Shear stress magnitude and directionality modulate growth factor gene expression in preconditioned vascular endothelial cells.

OBJECTIVE: The purpose of this study was to simultaneously monitor the transcriptional levels of 12 endothelial growth factor genes in response to alterations in wall shear stress (WSS) under conditions relevant to the development of intimal hyperplasia, a major cause of arterial bypass graft failure.

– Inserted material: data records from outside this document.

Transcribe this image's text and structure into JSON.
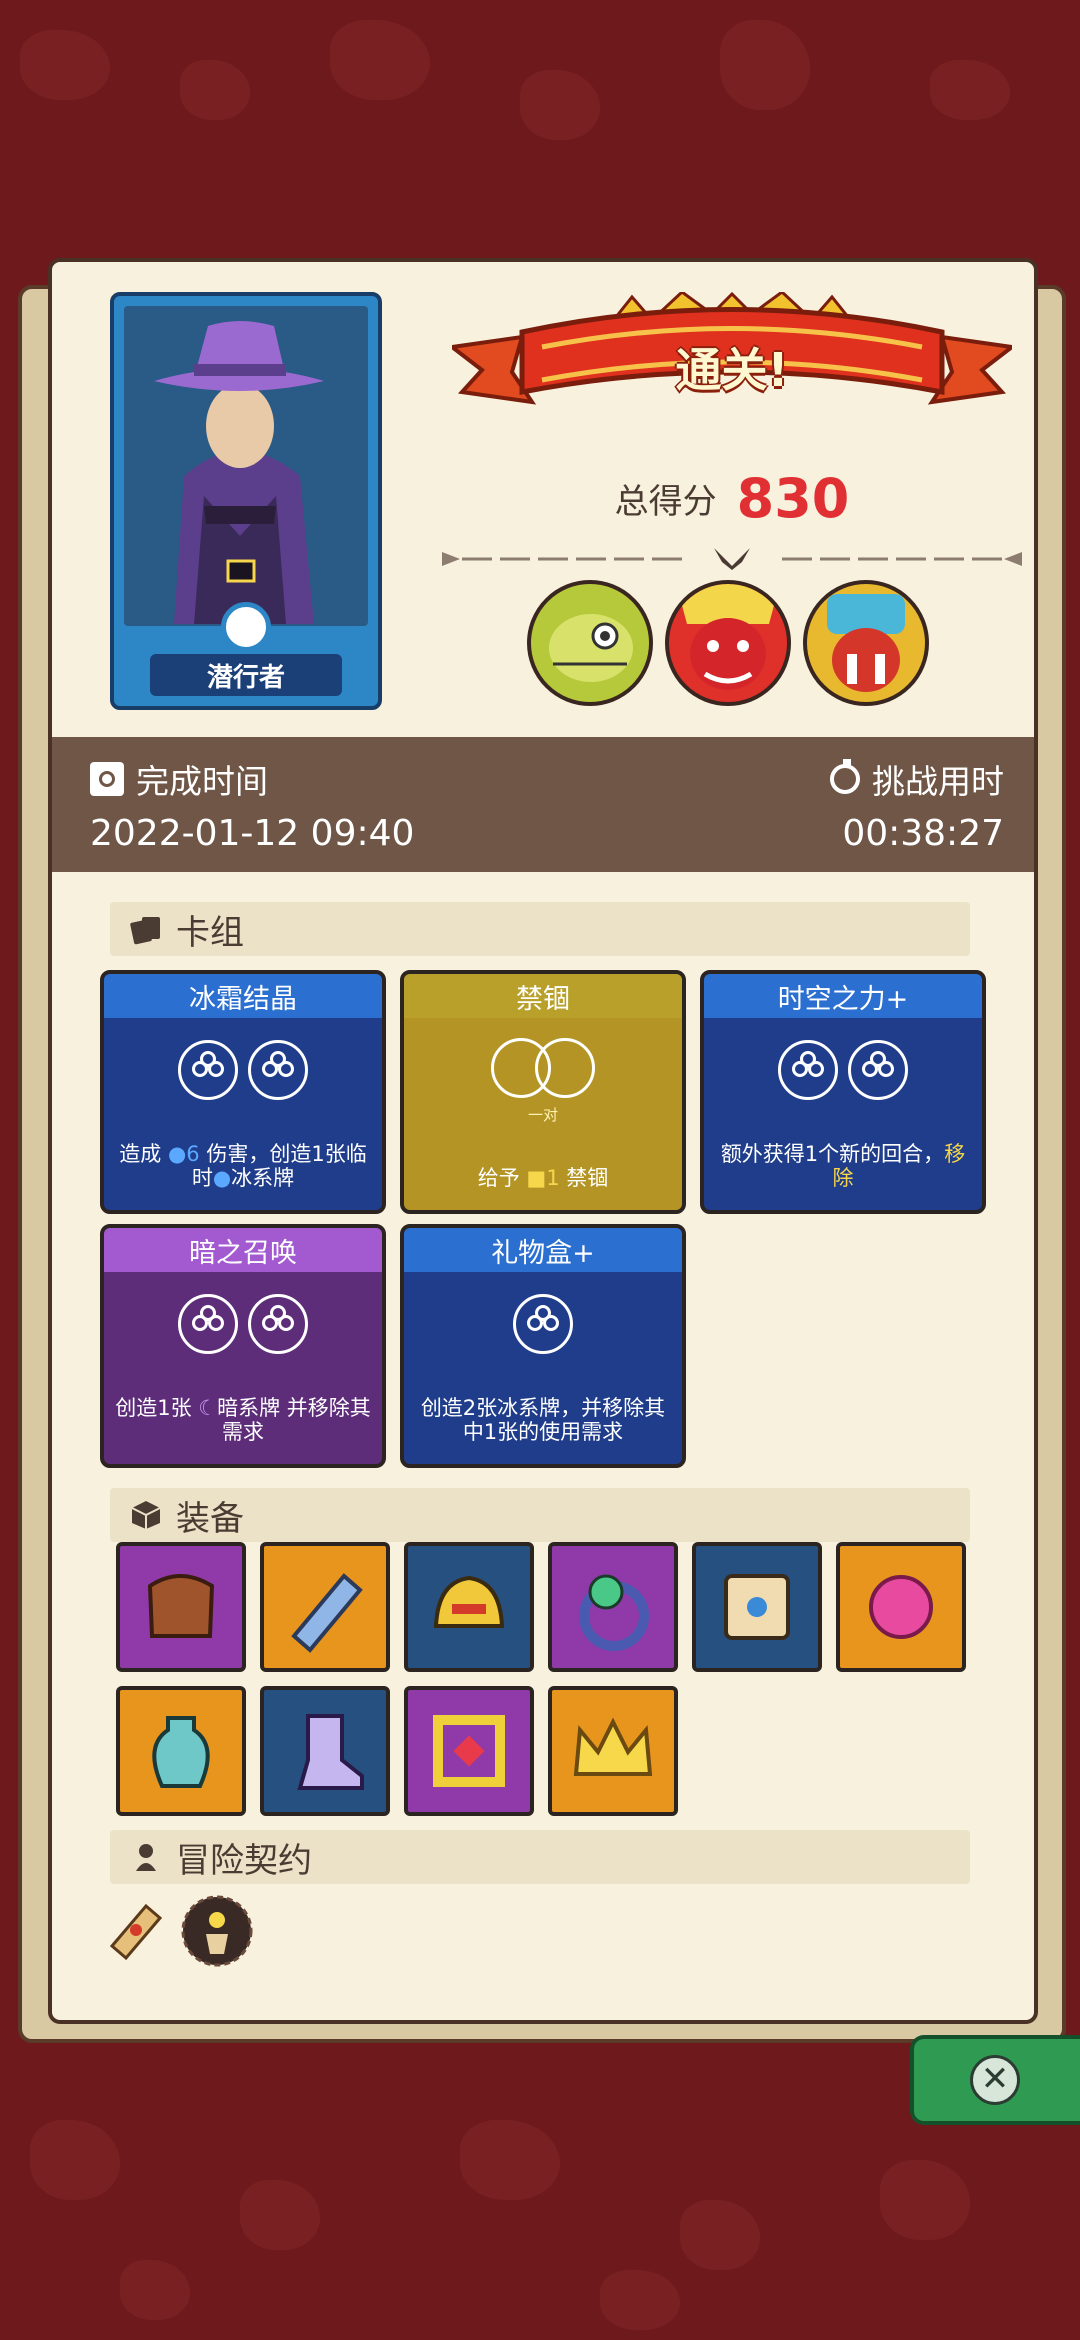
{
  "hero": {
    "name": "潜行者"
  },
  "result": {
    "banner": "通关!",
    "score_label": "总得分",
    "score": "830"
  },
  "bosses": [
    "dinosaur-boss-portrait",
    "red-demon-boss-portrait",
    "masked-boss-portrait"
  ],
  "time": {
    "finish_label": "完成时间",
    "finish_value": "2022-01-12 09:40",
    "duration_label": "挑战用时",
    "duration_value": "00:38:27"
  },
  "sections": {
    "deck": "卡组",
    "equipment": "装备",
    "contract": "冒险契约"
  },
  "cards": [
    {
      "title": "冰霜结晶",
      "desc_a": "造成 ",
      "desc_num": "6",
      "desc_b": " 伤害，创造1张临时",
      "desc_c": "冰系牌"
    },
    {
      "title": "禁锢",
      "pair": "一对",
      "desc_a": "给予 ",
      "desc_num": "1",
      "desc_b": " 禁锢"
    },
    {
      "title": "时空之力+",
      "desc_a": "额外获得1个新的回合，",
      "desc_hl": "移除"
    },
    {
      "title": "暗之召唤",
      "desc_a": "创造1张 ",
      "desc_b": "暗系牌 并移除其需求"
    },
    {
      "title": "礼物盒+",
      "desc_a": "创造2张冰系牌，并移除其中1张的使用需求"
    }
  ],
  "equipment": [
    "leather-armor",
    "ice-bottle",
    "golden-helmet",
    "gem-ring",
    "scroll",
    "fire-orb",
    "vase",
    "boot",
    "gem-frame",
    "crown"
  ],
  "colors": {
    "bg": "#6e1a1c",
    "paper": "#f8f1dd",
    "score": "#e13033",
    "close": "#2f9a52"
  }
}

METHODS: Human umbilical vein endothelial cells were preconditioned in vitro under steady flow (WSS, 15 dynes/cm(2)) for 24 hours before being subjected to WSS at 25 (Delta = +10), 15 (Delta = 0), 5 (Delta = -10), 2.5 (Delta = -12.5), and 0 (Delta = -15) dynes/cm(2) or low magnitude WSS reversal (-2.5 dynes/cm(2)) for 6 hours. A focused complementary DNA array was used to simultaneously measure messenger RNA expression levels for END1, endothelial nitric oxide synthase (NOS3), platelet-derived growth factor A, platelet-derived growth factor B (PDGFB), acidic fibroblast growth factor, basic fibroblast growth factor, transforming growth factor-alpha, transforming growth factor-beta, vascular endothelial growth factor, insulin-like growth factor-1, epidermal growth factor, and angiotensin converting enzyme.
RESULTS: Preconditioning significantly (P <.05) increased the fold expression of NOS3 (4.1 +/- 1.4), basic fibroblast growth factor (3.90 +/- 1.16), vascular endothelial growth factor (3.39 +/- 1.04), and insulin-like growth factor-1 (2.8 +/- 0.7) but decreased END1 (0.47 +/- 0.05) and PDGFB (0.70 +/- 0.04) messenger RNA expression levels relative to no-flow controls, an effect that was sustained on removal from flow for 6 hours. Notably, the ratio of END1/NOS3 expression was diminished (0.11 +/- 0.03) relative to that of cells maintained in static culture. Although few differences in gene expression from baseline (15 dynes/cm(2)) were measured in cells exposed to either constant (Delta = 0) or step decreases (Delta = -10, -12.5, or -15 dynes/cm(2)) in WSS, marked changes were seen in the group exposed to a step increase in WSS (Delta = +10) or to WSS reversal. Low magnitude retrograde WSS evoked significant (P <.05) transcriptional changes in multiple genes, including elevated END1 (4.1 +/- 0.5), platelet-derived growth factor A (1.5 +/- 0.2), PDGFB (2.3 +/- 0.3), and transforming growth factor-beta (1.5 +/- 0.2) levels, but depressed NOS3 (0.60 +/- 0.17) levels, and a marked increase in END1/NOS3 (6.7 +/- 1.6) when compared with equal magnitude antegrade WSS (2.5 dynes/cm(2)).
CONCLUSION: These results support the implementation of a preconditioning phase for in vitro WSS studies to establish a physiologic baseline. Our findings complement previous macroscale findings and are consistent with a cellular mechanism involving increased END1 and PDGFB levels, but decreased NOS3 levels, leading to intimal hyperplasia at regions of low magnitude reversing WSS.